We do this in various ways, for example, by setting up a certain database state (which under realistic conditions could have been modified in the meanwhile by other processes, just like our counter could have been modified), or by simulating a certain response for an outgoing network call. Again, all of this serves to convert a procedure to a function—the only thing one can actually test the functionality of in functional requirements tests, as the ‘functional’ adjective interestingly suggests.
A note on concurrency is in order here. A computation consisting of steps takes time—time in which a procedure might modify external state, and pull in external state at various points. We have already said that our counter or database might have been modified in the meanwhile. While we can account for different ways in which such state might have been modified which affect us, we can’t model any possible interdependence between us writing state and how that possibly might affect state we read in a subsequent execution step. Were we to do that, we would immediately extend the scope of the system under test and construction to the external systems and processes concurrently affecting our state—which is a boundless endeavour. Our earlier definition of a system as the biggest module we have full control over was precisely about that.
Therefore we need to disregard any relationship between our writing and reading and treat everything inbetween as a non-deterministic black box. We limit our interest in what external state we write (if it is not returned as a result) and what external state we ask for (if it is not passed in as an argument). The writing to external state can be modelled in the function context by returning instructions to write that state, instead of actually performing writes. The pulling in of external state can be modelled as additional argument parts of the single argument in the form: “when asked the first time for x, return 1, when asked the second time for x, return 3, etc.”[2]
In the ‘Functional Programming’ paradigm, great emphasis is placed on dealing with functions wherever we can and composing bigger functions from smaller functions. Dealing with functions takes concurrent modifications out of the picture. They are easily testable and easily understandable. In general, it has been pointed out that good testability reflects good architecture. This is certainly true. It also makes everyone’s life easier if what we earlier called “what we are interested in” is explicitly captured in a (pure) function’s parameter signature, in contrast of procedures which “reach out” into the world external to them. It is simply easier to understand[3], therefore easier to construct and test.

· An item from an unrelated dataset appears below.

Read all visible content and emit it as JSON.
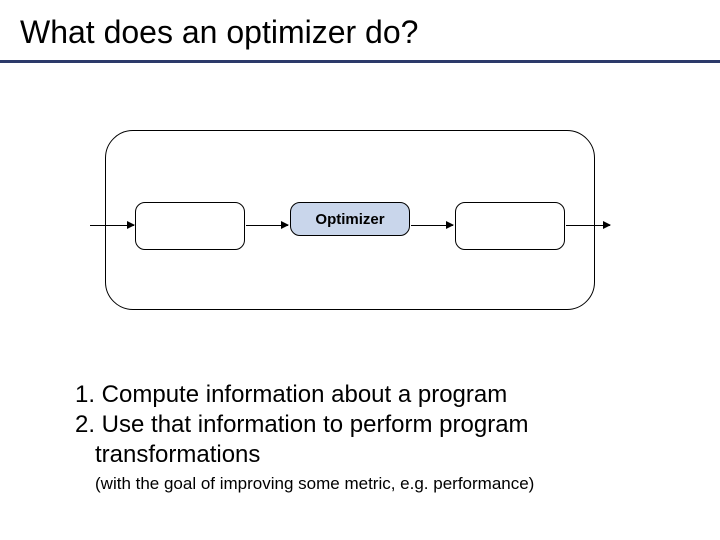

That said, dealing with state in functional requirements tests is nothing we can avoid. Nothing changes the fact that at some point we need to apply our conversion trick when we test something smaller than a computer and something bigger than simple functions[4]—which we need to do when we want to test side effects, which is when we do functional requirements testing of meaningfully large chunks of the systems we construct.
In conclusion, as far as functional requirements are concerned, our only means to verify whether those are met consists in testing functions. Therefore, when a system under test is a procedure, we need to arrange for it to behave like a function.
Footnotes
This isn’t overly complicated, but it’s important enough that I want to credit Programming in Haskell (second edition) by Graham Hutton, which really drove the point home for me. See the opening of Chapter 10 in particular.
We can formulate this as data, for example
{:when f-called :return [1 3]}.We say that pure functions allow for ‘local reasoning’, which keeps the cognitive load light.
Better said, the biggest functions we manage to construct before we necessarily need to incorporate side effects. See ‘functional core, imperative shell’ pattern.